Das Summen, was bedeutete es? Sie wurde unruhig, kämpfte gegen die Strömung, die sie ihrer Rache entgegentrug. Sie ging plötzlich unter, die Luft wurde knapp, sie strampelte, kämpfte sich nach oben, durchstieß die Oberfläche und – erwachte. Keuchend rang sie nach Atem. Das böse Summen erfüllte die halbdunkle Stube. Der dichte Stoff vor dem Fenster ließ nur wenig Licht in die Kammer. Maru war schweißgebadet. Sie atmete schwer. Wo war sie? Sie sah einen schwarzen Schatten in der Mitte des Raumes. Das vielstimmige böse Geräusch schien von ihm auszugehen.
    »Ich grüße dich, Maru Nehis«, flüsterte eine silbrige Stimme.
    Utukku!
    Sie setzte sich auf, zog sich an die Wand zurück. Die Bilder wirbelten immer noch durch ihren Kopf.
    »Dein Blut, Maru Nehis«, hauchte der Schatten.
    Maru versuchte, einen klaren Kopf zu bekommen. Die Kammer, das Haus des Richters, die Stadt. Sie wusste wieder, wo sie war. Und sie wusste, dass sie nur geträumt hatte.
    »Ich habe es gesehen«, sagte sie leise.
    »Mein See, mein Dorf. Die Akkesch«, erwiderte der Daimon. Seine Stimme klang immer noch silbern und leise wie ein schnell fließender Bach, und das Summen übertönte sie fast.
    Natürlich, die Schilde und die Rüstungen, das waren Akkesch. Sie hatten ein Dorf niedergebrannt. Und sie, nein, der Daimon hatte zugesehen. Das muss auf dem großen Marsch geschehen sein. Sie hatte diese Bilder schon einmal gesehen, undeutlicher, damals im Grab des Raiks, als sie Utukku ihr Blut gegeben hatte. »Das war dein Dorf, Utukku?«
    »Alle getötet«, flüsterte der Schatten.
    Das Summen, das von ihm ausging – waren das Fliegen? Maru blinzelte. Das Licht in der Kammer war zu schwach. Sie rutschte langsam an den Rand ihrer Schlafstatt.
    »Dein Blut, Maru Nehis, einmal noch.«

    Das Summen wurde lauter. Der Schatten schien näher zu rücken.
    »Du bekommst es nicht«, sagte Maru leise.
    »Einmal noch«, wiederholte der Daimon.
    »Und dann?«
    »Frei. Der Bann gebrochen. Rache.«
    Maru schielte zum Fenster. Ein Sprung, und sie konnte den Stoff herunterreißen. Wenn sie ihn sah, würde sie sich besser fühlen. Ihr fiel auf, dass er nicht mehr nach Verwesung roch.

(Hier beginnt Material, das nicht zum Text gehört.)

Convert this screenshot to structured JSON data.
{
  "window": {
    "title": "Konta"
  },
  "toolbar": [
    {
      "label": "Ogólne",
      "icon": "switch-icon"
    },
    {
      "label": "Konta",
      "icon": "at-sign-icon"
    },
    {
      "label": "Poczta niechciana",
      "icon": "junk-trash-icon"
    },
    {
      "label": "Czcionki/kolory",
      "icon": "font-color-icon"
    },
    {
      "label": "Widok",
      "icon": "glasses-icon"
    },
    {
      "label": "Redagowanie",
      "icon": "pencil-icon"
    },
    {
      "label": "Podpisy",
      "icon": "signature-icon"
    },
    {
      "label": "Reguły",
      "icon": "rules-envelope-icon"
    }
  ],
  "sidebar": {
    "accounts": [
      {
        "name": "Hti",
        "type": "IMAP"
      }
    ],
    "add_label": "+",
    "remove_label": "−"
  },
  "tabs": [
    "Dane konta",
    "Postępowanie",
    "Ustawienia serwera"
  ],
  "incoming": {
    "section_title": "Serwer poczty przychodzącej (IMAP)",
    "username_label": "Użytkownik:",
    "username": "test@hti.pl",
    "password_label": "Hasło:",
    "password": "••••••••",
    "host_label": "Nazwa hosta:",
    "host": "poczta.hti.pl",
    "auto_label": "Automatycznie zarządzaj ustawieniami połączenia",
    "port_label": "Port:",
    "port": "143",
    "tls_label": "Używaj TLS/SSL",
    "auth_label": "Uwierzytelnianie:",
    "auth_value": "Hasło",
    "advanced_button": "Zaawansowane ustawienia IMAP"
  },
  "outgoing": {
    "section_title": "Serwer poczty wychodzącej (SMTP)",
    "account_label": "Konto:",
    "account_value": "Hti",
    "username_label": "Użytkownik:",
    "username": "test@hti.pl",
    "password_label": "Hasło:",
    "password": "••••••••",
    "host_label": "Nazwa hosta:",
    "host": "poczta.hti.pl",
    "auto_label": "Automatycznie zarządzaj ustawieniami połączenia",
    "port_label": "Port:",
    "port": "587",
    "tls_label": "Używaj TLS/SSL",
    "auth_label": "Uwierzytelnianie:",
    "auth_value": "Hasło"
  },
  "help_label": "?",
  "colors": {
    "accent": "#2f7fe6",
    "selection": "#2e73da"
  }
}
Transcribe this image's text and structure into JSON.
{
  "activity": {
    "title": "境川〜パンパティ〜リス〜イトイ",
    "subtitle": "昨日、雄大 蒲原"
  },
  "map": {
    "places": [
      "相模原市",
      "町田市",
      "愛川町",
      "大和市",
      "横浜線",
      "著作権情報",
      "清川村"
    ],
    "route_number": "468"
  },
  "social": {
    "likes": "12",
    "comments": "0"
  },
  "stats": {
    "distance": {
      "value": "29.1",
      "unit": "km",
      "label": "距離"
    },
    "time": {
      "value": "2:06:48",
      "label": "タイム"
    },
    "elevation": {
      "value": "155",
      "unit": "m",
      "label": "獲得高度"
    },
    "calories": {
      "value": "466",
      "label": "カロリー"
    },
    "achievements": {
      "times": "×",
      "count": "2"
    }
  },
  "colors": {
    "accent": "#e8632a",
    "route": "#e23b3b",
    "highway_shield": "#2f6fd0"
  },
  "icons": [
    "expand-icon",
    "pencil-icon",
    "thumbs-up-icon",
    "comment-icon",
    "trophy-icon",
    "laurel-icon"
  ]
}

    »Rache?«, fragte sie. Nur ein schneller Sprung. »An wem willst du dich denn rächen, Utukku? Die, die dabei waren, sind doch längst tot.«
    »Kinder. Kindeskinder.«
    Maru wurde kalt, als diese Worte in ihr Bewusstsein drangen. Sie schluckte. Wenn sie ihn nur sehen könnte! Sie schätzte die Entfernung zum Fenster ab. Zwei Schritte, ein Sprung. Sie setzte die Füße vorsichtig auf den Boden. Um ihn abzulenken, sagte sie: »Aber das ist über hundert Jahre her. Selbst die Kindeskinder sind schon längst gestorben, weißt du das nicht?«
    »Akkesch leben.«
    Maru hatte schon zum Sprung angesetzt, jetzt erstarrte sie. »Akkesch? Du … du willst … alle Akkesch töten?«
    »Alle getötet«, wiederholte er, was er schon einmal gesagt hatte.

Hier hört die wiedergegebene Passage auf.